Protein folding problem is a 50-year-old problem that has not been solved by the scientific community. A protein’s shape is closely linked with its function, and the ability to predict this structure unlocks a greater understanding of what it does and how it works. Many of the world’s greatest challenges, like developing treatments for diseases or finding enzymes that break down industrial waste, are fundamentally tied to proteins and the role they play.
Proteins are essential to life, supporting practically all its functions. They are large complex molecules, made up of chains of amino acids, and what a protein does largely depends on its unique 3D structure. Figuring out what shapes proteins fold into is known as the “protein folding problem”, and has stood as a grand challenge in biology for the past 50 years.
"We have been stuck on this one problem – how do proteins fold up – for nearly 50 years. To see DeepMind produce a solution for this, having worked personally on this problem for so long and after so many stops and starts, wondering if we’d ever get there, is a very special moment."
PROFESSOR JOHN MOULT
CO-FOUNDER AND CHAIR OF CASP, UNIVERSITY OF MARYLAND
This has been a focus of intensive scientific research for many years, using a variety of experimental techniques to examine and determine protein structures, such as nuclear magnetic resonance and X-ray crystallography. These techniques, as well as newer methods like cryo-electron microscopy, depend on extensive trial and error, which can take years of painstaking and laborious work per structure, and require the use of multi-million dollars.
The ‘protein folding problem’
In his acceptance speech for the 1972 Nobel Prize in Chemistry, Christian Anfinsen famously postulated that, in theory, a protein’s amino acid sequence should fully determine its structure. His hypothesis sparked a five-decade quest to be able to computationally predict a protein’s 3D structure based solely on its amino acid sequence as a complementary alternative to these expensive and time consuming experimental methods. A major challenge, however, is that the number of ways a protein could theoretically fold before settling into its final 3D structure is astronomical.
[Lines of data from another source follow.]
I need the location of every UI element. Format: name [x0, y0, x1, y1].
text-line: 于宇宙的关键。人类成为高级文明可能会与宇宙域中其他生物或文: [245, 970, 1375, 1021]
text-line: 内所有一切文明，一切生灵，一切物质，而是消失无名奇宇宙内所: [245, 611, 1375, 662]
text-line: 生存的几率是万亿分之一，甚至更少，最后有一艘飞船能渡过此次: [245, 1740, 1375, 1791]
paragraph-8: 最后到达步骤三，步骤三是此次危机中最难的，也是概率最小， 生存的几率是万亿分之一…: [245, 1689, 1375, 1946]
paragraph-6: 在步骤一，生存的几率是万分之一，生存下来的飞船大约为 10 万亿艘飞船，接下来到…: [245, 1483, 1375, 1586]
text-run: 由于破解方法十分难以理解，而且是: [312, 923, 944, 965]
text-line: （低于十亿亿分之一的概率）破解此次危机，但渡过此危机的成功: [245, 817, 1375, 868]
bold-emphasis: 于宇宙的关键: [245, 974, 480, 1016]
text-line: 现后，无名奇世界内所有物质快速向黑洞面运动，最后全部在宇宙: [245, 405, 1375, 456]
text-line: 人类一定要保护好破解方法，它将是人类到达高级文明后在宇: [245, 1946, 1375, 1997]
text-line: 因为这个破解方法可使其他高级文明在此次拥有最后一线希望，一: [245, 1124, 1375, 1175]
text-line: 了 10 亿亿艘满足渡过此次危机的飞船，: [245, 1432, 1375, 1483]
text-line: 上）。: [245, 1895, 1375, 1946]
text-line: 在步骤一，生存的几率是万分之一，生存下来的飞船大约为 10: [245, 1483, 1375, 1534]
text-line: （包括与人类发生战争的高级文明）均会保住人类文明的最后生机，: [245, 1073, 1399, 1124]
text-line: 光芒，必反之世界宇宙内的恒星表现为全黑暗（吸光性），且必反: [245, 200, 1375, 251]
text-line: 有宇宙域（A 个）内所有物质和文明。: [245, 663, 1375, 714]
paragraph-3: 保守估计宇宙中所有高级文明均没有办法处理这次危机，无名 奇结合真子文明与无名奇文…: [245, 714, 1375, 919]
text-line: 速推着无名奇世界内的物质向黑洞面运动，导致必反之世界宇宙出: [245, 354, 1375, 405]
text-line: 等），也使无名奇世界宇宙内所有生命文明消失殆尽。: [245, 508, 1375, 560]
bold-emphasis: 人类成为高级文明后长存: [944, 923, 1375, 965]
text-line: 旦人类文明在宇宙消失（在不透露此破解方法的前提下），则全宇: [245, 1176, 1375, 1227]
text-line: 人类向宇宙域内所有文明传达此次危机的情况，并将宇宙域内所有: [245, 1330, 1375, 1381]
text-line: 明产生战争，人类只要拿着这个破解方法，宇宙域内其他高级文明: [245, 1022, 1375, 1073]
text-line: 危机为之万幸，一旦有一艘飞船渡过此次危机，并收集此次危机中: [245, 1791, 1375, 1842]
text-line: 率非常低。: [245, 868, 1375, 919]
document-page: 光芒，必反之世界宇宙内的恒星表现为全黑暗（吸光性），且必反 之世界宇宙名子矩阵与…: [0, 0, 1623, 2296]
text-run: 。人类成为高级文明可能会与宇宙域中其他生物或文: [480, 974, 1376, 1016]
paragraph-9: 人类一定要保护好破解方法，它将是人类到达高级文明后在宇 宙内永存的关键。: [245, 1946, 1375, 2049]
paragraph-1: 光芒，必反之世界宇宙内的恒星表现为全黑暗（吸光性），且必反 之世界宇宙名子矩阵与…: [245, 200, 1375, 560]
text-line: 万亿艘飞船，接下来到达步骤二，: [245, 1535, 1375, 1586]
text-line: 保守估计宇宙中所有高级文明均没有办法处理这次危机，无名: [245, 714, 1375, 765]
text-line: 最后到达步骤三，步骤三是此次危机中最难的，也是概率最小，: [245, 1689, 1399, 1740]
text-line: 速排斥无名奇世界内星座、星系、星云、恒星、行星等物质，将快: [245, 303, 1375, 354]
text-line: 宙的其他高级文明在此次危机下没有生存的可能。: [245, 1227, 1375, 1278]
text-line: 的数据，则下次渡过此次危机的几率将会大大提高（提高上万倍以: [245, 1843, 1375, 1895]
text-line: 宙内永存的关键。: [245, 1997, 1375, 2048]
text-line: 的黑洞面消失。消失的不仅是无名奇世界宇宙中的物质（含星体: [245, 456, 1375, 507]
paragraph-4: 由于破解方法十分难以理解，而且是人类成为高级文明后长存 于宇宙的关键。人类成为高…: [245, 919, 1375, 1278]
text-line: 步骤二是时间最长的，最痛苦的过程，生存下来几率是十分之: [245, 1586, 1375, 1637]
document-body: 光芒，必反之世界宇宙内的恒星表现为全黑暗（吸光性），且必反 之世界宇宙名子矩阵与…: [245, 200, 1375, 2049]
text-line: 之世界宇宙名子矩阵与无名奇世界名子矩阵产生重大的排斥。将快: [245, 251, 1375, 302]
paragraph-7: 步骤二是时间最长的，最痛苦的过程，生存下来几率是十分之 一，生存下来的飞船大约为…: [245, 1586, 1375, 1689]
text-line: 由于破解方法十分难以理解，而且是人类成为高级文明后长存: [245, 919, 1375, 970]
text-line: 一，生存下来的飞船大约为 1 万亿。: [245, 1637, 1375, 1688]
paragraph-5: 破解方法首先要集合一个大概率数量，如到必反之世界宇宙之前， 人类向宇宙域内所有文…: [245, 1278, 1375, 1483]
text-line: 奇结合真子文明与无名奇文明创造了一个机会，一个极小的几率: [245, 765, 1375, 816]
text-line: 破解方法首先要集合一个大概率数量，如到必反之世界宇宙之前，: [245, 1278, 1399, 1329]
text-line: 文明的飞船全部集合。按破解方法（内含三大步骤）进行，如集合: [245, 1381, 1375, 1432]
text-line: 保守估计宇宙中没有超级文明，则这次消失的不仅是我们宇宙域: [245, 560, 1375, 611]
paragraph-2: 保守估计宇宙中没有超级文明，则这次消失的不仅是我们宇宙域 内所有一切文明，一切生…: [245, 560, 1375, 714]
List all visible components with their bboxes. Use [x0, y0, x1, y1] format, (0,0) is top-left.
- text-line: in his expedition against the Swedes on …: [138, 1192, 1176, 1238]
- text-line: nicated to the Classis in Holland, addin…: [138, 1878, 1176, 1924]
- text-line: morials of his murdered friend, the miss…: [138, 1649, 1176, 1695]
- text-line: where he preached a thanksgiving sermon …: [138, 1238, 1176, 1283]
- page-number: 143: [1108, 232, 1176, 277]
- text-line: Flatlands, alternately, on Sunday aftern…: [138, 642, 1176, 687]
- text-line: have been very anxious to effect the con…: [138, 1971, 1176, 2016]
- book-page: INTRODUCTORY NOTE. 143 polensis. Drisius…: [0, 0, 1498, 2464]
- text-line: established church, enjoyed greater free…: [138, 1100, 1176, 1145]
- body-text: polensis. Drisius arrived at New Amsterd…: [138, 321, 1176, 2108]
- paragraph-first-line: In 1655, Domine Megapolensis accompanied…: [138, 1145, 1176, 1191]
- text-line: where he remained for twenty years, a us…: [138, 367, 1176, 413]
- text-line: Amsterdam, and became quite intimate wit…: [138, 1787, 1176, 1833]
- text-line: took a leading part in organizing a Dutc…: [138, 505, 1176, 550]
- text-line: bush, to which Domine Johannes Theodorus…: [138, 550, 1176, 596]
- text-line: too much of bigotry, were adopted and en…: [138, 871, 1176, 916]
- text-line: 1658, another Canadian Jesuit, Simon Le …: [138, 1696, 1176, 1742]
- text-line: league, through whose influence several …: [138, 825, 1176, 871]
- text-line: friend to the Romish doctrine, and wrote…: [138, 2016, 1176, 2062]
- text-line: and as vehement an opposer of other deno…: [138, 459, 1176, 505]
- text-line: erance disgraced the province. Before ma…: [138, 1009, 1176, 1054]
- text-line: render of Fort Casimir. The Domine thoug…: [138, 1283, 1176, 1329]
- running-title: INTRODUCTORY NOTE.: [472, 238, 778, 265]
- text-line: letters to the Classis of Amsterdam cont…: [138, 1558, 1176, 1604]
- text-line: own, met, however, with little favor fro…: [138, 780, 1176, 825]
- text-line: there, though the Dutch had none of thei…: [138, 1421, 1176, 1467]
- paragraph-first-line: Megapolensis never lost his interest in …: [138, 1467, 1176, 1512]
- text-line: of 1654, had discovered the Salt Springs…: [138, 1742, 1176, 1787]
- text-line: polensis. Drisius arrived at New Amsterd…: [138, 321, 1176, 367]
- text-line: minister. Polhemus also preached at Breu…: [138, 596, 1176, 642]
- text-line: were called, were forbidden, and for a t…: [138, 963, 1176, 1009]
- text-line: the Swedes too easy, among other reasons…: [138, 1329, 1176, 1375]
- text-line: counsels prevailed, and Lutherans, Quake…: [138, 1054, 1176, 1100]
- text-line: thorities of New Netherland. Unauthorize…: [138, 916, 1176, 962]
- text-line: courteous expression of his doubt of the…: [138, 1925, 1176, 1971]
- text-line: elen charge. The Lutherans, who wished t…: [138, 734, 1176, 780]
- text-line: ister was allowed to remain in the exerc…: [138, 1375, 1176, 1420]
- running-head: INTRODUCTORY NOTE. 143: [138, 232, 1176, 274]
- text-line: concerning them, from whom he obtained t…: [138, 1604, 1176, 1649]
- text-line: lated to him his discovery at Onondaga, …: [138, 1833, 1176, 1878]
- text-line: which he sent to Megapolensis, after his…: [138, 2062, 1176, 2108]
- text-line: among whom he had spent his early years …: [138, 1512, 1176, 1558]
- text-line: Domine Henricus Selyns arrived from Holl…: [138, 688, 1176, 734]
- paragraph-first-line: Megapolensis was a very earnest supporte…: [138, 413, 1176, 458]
In 1969 Cyrus Levinthal noted that it would take longer than the age of the known universe to enumerate all possible configurations of a typical protein by brute force calculation – Levinthal estimated 10^300 possible conformations for a typical protein. Yet in nature, proteins fold spontaneously, some within milliseconds – a dichotomy sometimes referred to as Levinthal’s paradox.
AlphaFold has been able to solve this problem with a high degree of precision and with great speed. To know about the details of the AI system Alphafold visit this link. This can help in discovery of drugs at a faster pace. In the present time it can be a very great invention to help the discovery of COVID-19 vaccine. It can help predict the 3D model of the SARS-Cov2 virus more accurately and then find and vaccine much more efficient.
Top comments (3)
Interesting article.
Did you write it all on your own?
Are you part of the AlphaFold team?
No I am not part of the AlphaFold team I am just sharing this article as a news so that people of DEVCommunity know about this advancement. I have written this article by picking excerpts from the original article written by DeepMind and summarizing it. My intention to write this article is just for bringing out the news of arrival of this new technology.
Great.
May I suggest that you better highlight the portions taken straight from the deepmind.com/ blog. There are many different style formats for referencing work. I sometimes use M.L.A. or A.P.A.